Wednesday, March 19, 2008
Comments and Seduction
I have to tell you that I absolutely love reading the comments--but I never quite know whether to respond to them or not! Sometimes I don't notice that they're there for a few days and I think about responding--then I think--how will they know the response is there? Isn't this kind of like talking to myself?
So I hesitate. But I shouldn't hesitate. I'll probably respond to comments on your blogs though--just so I don't feel like I'm talking to myself.
As for Spencer and the whole "friend" thing--we are! It's great! I've discovered in my old age that I'm really good at being friends with guys. I become neurotic and insecure when things start to go anywhere else. Do I need help? Probably. Am I completely happy with things just the way they are right now? Absolutely. I get the feeling that Spencer would suck at being more than friends anyway--and then I would have to break his heart--and then I would lose a great friend.
Someday a guy will come along who demands more from me than just friendship, and I will muddle through being in a relationship. And I will completely suck at it--as I have my whole life--but he'll know that and he'll have the patience to put up with me in that state. And then all will be well. And Spencer and I will still be friends--because I won't be torturing him--I'll be torturing the poor sap who decided that it was a good idea to have a relationship with a neurotic twit like me!
In the meantime--in an effort to feel as though I'm moving towards a more permanent relationship--I am trying to become more seductive and mysterious. I'm getting really good at it. All the men want me. I'm having a hard time fighting them off. Seriously. Wow! Life is so hard when you're as seductive and mysterious as me.
Okay.

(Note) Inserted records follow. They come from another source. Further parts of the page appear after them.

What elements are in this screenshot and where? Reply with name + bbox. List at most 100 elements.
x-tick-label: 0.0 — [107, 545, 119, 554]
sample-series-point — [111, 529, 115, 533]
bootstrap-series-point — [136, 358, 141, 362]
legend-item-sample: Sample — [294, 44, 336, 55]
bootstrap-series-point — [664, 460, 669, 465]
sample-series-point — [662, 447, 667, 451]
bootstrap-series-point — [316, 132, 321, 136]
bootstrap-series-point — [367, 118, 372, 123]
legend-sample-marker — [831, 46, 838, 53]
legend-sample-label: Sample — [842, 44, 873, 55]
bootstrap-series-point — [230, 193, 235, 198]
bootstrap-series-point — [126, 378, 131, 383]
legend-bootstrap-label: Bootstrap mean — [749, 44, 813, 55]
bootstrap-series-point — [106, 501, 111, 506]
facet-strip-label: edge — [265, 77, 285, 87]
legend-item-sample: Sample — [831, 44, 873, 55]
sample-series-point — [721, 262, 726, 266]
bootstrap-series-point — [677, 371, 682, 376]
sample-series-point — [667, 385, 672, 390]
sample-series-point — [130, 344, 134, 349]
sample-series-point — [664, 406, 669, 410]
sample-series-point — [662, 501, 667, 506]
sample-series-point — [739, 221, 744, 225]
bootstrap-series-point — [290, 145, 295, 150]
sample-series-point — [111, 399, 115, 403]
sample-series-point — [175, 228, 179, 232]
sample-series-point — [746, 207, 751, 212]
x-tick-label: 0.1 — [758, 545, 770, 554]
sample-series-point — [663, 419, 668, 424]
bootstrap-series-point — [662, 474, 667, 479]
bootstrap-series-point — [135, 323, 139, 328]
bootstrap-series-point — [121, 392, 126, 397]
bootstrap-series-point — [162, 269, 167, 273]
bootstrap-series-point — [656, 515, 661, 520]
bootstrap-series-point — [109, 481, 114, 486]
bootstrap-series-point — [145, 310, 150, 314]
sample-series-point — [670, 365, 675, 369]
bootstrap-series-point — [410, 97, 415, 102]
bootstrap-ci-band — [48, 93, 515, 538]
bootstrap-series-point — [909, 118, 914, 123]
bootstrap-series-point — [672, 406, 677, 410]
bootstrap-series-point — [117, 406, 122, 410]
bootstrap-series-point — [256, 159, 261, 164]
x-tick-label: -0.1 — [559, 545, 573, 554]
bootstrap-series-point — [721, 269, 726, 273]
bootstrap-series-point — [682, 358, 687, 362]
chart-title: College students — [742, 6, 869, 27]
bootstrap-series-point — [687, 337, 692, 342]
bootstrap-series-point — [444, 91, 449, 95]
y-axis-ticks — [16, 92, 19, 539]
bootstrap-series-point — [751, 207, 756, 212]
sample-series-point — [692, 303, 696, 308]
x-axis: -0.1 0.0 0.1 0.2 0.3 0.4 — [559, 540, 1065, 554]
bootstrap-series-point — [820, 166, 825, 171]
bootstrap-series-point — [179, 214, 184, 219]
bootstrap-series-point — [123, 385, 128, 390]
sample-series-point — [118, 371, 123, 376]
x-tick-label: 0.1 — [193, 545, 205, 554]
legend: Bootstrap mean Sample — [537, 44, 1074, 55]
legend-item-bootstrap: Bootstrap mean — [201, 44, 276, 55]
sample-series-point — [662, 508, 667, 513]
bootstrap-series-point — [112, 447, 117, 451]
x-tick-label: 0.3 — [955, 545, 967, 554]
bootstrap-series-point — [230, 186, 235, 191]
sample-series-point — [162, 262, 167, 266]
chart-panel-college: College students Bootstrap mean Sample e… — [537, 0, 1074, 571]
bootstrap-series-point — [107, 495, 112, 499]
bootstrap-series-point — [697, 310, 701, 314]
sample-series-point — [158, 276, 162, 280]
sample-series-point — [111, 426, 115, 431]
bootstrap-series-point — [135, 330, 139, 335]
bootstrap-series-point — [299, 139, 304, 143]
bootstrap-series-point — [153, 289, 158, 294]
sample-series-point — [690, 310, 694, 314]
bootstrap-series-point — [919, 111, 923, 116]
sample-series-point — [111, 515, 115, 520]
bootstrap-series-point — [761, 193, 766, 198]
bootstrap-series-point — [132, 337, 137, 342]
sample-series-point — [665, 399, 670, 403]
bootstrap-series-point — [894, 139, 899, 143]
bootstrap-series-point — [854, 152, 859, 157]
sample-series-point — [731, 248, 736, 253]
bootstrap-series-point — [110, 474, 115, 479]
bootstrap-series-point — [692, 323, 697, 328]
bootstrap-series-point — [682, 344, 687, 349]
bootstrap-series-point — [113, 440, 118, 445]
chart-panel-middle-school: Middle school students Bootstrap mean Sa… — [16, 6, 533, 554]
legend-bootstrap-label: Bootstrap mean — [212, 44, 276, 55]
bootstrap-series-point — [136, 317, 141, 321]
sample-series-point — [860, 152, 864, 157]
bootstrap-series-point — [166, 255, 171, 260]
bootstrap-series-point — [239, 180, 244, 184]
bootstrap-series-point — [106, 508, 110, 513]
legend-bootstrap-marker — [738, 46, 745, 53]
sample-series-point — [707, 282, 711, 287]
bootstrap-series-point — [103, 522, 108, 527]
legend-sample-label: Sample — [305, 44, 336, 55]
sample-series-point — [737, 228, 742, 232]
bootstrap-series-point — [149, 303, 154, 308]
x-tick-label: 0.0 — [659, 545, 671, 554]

That was a lie.
But someday soon it won't be a lie! (Perhaps before I'm 40.) I'm practicing my cheshire grin.
Here--take a look at my new seductive smile: Oh wait--it's at the top of the blog. Anyway--that's my new look. You like? (It isn't my friend Susan Heyward at all--it's really me!)
Well, it's me taking the picture anyway. I wish it was me. But I figure if I can take a picture like that--than I can totally become a seductive woman.